The years of the Holocaust brought catastrophe to the Jewish people, it also destroyed the core of the Hashomer Hatzair movement in Europe, many of whose members fell in activities against the German forces. Hashomer Hatzair was active in leading resistance in the ghettoes, the forests and the concentration camps. In the Warsaw ghetto, members of the movement were among the organizers of the Jewish Fighting Organization, and a member of Hashomer Hatzair, Mordechai Anilewicz, stood at its head.

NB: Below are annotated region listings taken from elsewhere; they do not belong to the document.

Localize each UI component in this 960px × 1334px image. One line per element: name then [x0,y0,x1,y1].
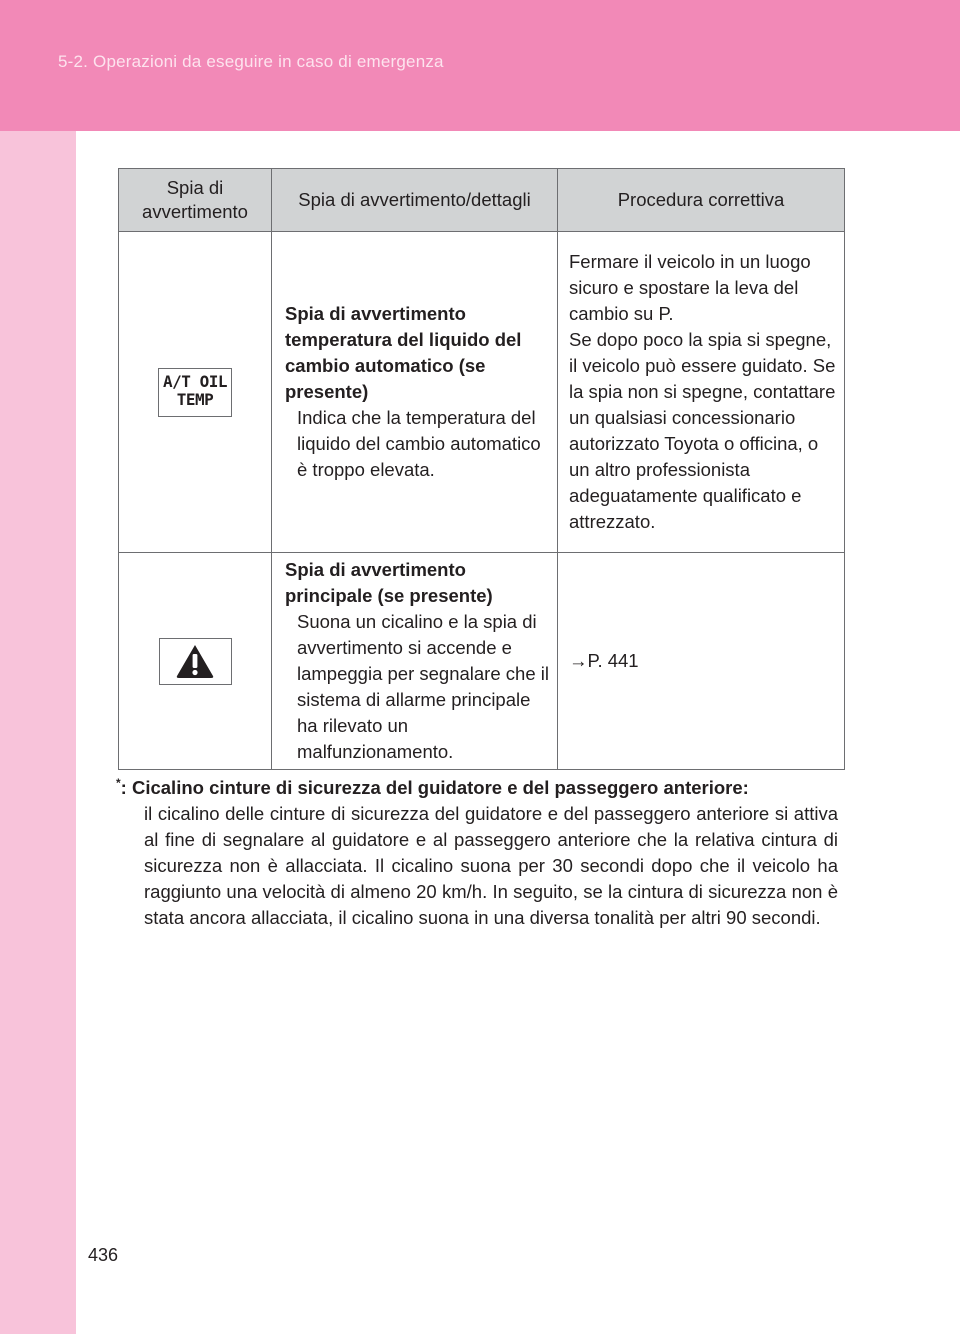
icon-cell [119,553,272,770]
procedure-cell [558,232,845,553]
warning-description: Indica che la temperatura del liquido del cambio automatico è troppo elevata. [297,407,541,480]
footnote-body: il cicalino delle cinture di sicurezza del guidatore e del passeggero anteriore si attiva al fine di segnalare al guidatore e al passeggero anteriore che la relativa cintura di sicurezza non è allacciata. Il cicalino suona per 30 secondi dopo che il veicolo ha raggiunto una velocità di almeno 20 km/h. In seguito, se la cintura di sicurezza non è stata ancora allacciata, il cicalino suona in una diversa tonalità per altri 90 secondi. [144,803,838,928]
side-margin-band [0,131,76,1334]
column-header: Procedura correttiva [558,169,845,232]
page-reference: →P. 441 [569,650,639,671]
section-title: 5-2. Operazioni da eseguire in caso di emergenza [58,52,444,71]
detail-cell [272,553,558,770]
warning-title: Spia di avvertimento temperatura del liquido del cambio automatico (se presente) [285,303,522,402]
warning-description: Suona un cicalino e la spia di avvertimento si accende e lampeggia per segnalare che il sistema di allarme principale ha rilevato un malfunzionamento. [297,611,549,762]
column-header: Spia di avvertimento [119,169,272,232]
warning-title: Spia di avvertimento principale (se presente) [285,559,493,606]
icon-cell [119,232,272,553]
master-warning-icon [159,638,232,685]
warning-lights-table [118,168,845,770]
table-header-row [119,169,845,232]
column-header: Spia di avvertimento/dettagli [272,169,558,232]
table-row [119,232,845,553]
footnote-title: *: Cicalino cinture di sicurezza del guidatore e del passeggero anteriore: [116,775,749,798]
procedure-cell [558,553,845,770]
procedure-text: Fermare il veicolo in un luogo sicuro e spostare la leva del cambio su P. Se dopo poco la spia si spegne, il veicolo può essere guidato. Se la spia non si spegne, contattare un qualsiasi concessionario autorizzato Toyota o officina, o un altro professionista adeguatamente qualificato e attrezzato. [569,251,836,532]
footnote [116,775,838,931]
page-number: 436 [88,1245,119,1265]
table-row [119,553,845,770]
at-oil-temp-icon: A/T OIL TEMP [158,368,232,417]
page-header [0,0,960,131]
detail-cell [272,232,558,553]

In Hungary, Lithuania, Slovakia and elsewhere in Nazi-occupied Europe, members of Hashomer Hatzair were to be found in the front ranks of the Jewish and general resistance and in attempts to rescue Jews.

As the war ended and the remnants of European Jewry were freed from the death camps, members of Hashomer Hatzair were among the first to organize the "illegal" flight of the survivors across the borders of Europe and to take part in the illegal immigration to Palestine, whose gates had been barred by the British. The leader of the refugees aboard the famed illegal immigration ship "Exodus" was a member of Hashomer Hatzair.

At the same time Hashomer Hatzair was active in the Haganah, the underground army of the Jewish community in Palestine. Together with the other kibbutz federations, its members formed the nucleus of the Palmach, which served as the shock troops in the war for Israel's independence. When the State of Israel was proclaimed on May 14, 1948, six Arab armies attacked the new nation and tried to crush it still-born. The battles were bitter. High in the annals of the struggle stand kibbutzim of the Kibbutz Artzi which were settled along the borders of the new country and were among the first to bear the brunt of the attack. Kibbutz Yad Mordechai (named for the commander of the Warsaw Ghetto revolt) and Kibbutz Negba, blocked the path of the Egyptian army to Tel Aviv. These and other Hashomer Hatzair kibbutzim were in the forefront of the effort of the entire Jewish community to win the final liberation of Israel.